Historical data shows that Dogecoin is generally traded around 20,000 daily. However, the implementation of the DRC-20 token standard on May 9 led to a spike in network activity. These standards allow developers to issue tokens that receive network fees in the form of Dogecoin (DOGE). This adds to the value proposition for Dogecoin and paves the way for potential decentralized finance (DeFi) services built on the blockchain.
However, it is important to note that trading volume has returned to previous levels as of today. This may indicate a temporary spike caused by the initial excitement surrounding the new token issuance mechanism. The increase in volume indicates an increased level of participation and activity within the Dogecoin community.

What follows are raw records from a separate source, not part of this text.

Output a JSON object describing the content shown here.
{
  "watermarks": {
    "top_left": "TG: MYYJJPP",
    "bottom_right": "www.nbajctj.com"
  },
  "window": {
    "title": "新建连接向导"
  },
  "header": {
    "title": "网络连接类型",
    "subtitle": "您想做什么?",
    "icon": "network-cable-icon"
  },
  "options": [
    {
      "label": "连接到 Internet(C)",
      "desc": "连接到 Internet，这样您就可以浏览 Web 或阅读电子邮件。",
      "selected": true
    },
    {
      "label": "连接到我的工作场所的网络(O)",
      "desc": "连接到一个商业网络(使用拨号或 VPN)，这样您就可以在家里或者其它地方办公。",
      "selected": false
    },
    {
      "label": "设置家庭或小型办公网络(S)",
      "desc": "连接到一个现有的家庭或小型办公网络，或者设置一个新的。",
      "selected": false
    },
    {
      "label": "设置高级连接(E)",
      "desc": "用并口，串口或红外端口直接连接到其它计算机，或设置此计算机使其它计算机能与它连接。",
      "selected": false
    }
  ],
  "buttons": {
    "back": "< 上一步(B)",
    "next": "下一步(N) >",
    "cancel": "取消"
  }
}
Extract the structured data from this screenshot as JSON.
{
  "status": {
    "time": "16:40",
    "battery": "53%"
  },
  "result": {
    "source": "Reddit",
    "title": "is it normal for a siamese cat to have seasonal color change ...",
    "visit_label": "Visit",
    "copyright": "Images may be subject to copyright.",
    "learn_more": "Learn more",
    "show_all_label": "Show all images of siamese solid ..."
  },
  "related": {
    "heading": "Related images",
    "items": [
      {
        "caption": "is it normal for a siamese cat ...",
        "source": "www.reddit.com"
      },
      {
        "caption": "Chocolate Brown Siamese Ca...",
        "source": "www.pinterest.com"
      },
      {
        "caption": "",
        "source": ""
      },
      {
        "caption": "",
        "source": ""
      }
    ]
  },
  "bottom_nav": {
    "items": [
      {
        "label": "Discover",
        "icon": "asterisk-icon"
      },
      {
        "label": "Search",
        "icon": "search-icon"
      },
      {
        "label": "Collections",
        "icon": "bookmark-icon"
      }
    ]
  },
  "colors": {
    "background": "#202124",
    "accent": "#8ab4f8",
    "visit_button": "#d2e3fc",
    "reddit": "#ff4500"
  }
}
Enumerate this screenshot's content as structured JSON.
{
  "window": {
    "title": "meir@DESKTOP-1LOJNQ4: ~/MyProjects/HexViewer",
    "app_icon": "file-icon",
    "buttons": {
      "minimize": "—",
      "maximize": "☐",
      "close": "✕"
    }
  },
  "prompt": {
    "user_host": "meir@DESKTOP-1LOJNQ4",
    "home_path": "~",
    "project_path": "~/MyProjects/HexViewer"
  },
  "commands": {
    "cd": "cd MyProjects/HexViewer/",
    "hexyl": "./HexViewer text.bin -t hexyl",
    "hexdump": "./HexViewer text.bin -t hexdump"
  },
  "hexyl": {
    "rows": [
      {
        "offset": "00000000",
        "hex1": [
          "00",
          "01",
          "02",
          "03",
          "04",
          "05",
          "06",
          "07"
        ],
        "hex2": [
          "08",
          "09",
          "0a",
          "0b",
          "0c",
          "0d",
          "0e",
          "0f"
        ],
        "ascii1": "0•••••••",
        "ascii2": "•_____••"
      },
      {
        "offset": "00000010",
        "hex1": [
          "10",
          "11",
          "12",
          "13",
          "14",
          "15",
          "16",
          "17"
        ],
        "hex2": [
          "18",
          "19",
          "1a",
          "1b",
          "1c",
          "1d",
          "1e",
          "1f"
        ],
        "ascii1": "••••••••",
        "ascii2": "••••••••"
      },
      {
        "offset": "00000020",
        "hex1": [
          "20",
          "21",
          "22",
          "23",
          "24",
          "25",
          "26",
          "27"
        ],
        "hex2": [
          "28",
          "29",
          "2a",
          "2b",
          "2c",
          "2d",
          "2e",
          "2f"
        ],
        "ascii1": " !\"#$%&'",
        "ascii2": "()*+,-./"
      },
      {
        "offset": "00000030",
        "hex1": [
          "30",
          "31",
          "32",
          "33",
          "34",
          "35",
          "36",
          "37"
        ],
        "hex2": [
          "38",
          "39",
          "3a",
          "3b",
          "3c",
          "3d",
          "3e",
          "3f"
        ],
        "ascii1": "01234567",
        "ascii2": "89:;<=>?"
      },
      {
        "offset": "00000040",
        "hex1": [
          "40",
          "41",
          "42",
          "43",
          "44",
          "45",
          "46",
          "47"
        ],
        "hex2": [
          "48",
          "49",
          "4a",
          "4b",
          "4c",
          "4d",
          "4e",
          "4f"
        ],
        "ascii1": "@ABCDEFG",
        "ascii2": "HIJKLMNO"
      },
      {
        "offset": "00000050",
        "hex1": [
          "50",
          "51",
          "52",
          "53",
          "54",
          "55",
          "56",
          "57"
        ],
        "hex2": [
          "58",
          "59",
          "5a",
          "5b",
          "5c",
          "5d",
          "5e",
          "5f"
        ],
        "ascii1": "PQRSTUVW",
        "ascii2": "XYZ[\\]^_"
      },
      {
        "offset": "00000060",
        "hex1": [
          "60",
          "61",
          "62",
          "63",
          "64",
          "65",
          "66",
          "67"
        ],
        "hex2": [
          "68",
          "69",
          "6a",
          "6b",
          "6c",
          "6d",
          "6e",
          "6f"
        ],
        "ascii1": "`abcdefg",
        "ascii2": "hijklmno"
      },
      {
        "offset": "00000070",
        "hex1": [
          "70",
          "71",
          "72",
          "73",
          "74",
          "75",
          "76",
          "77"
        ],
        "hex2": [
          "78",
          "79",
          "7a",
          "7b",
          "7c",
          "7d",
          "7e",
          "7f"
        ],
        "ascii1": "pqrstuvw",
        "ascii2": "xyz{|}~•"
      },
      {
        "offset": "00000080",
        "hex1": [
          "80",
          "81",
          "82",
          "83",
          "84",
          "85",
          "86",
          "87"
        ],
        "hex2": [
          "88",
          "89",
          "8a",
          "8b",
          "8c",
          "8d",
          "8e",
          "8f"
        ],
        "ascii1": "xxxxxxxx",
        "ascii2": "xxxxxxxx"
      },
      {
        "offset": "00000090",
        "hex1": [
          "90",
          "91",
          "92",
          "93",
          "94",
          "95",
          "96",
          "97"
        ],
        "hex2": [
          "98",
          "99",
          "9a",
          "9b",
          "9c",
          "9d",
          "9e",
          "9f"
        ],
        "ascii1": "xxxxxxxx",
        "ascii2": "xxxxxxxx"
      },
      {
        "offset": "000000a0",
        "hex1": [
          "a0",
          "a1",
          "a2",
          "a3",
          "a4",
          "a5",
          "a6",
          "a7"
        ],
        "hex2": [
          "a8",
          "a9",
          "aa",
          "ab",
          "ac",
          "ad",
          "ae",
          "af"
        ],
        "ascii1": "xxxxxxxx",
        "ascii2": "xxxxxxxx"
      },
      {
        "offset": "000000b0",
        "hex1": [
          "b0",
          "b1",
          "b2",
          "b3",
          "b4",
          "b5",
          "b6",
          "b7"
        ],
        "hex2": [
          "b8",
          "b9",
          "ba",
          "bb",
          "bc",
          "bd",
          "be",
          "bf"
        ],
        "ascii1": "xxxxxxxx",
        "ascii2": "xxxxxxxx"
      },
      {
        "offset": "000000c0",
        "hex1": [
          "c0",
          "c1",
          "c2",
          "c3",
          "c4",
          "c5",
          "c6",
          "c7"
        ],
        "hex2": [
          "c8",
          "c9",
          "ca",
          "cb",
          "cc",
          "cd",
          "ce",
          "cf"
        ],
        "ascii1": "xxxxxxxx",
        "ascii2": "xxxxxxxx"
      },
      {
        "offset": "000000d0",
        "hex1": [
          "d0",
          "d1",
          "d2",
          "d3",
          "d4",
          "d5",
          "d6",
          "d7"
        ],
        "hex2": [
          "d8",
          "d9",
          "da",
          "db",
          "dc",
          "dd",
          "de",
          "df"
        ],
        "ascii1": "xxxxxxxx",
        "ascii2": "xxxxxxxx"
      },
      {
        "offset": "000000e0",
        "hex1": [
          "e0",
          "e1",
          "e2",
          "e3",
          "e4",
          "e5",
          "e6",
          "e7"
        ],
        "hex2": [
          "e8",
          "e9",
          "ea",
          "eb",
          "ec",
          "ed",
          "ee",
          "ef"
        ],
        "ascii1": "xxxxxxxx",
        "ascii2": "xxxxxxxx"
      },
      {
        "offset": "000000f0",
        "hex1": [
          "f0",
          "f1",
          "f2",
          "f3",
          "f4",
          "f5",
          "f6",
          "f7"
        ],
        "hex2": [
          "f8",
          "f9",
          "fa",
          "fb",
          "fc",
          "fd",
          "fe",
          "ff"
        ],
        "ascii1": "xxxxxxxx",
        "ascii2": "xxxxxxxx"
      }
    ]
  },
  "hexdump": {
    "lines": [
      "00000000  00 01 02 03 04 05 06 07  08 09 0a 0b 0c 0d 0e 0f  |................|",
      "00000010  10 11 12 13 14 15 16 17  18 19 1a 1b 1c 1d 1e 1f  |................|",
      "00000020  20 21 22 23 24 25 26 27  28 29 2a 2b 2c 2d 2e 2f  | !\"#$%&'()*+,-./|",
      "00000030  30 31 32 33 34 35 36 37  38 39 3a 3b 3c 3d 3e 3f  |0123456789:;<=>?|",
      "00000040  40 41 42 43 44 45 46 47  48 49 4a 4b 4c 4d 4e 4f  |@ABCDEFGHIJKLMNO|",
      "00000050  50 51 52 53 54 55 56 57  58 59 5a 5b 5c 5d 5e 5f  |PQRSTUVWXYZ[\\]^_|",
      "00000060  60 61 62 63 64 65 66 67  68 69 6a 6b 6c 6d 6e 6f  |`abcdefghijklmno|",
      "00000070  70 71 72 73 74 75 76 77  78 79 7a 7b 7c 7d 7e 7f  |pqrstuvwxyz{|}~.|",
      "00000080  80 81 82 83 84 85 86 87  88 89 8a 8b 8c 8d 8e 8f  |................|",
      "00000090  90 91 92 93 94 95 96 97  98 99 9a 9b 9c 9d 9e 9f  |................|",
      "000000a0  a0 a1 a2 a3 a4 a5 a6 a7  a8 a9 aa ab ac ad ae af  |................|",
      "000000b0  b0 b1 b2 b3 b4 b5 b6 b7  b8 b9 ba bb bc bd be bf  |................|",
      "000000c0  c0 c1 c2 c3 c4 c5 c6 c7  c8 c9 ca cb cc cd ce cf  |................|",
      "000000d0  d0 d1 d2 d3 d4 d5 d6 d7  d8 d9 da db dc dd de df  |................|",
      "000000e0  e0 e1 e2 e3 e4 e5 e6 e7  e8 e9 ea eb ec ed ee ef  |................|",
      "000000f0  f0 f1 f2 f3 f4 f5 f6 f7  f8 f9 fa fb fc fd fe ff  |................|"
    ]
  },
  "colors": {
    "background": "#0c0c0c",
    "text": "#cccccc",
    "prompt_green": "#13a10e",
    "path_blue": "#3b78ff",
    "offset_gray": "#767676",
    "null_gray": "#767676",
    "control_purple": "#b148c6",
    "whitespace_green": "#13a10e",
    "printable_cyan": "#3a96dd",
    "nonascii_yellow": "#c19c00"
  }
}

Despite the increase in transactions, not everyone is happy with the DRC-20 token distribution. Some experts point out that the DRC-20 can cause network congestion and move away from the purpose of Dogecoin being used as a daily currency. High fees and network congestion are legitimate concerns for any blockchain as they can reduce adoption plans by making the network expensive and slow for everyday users.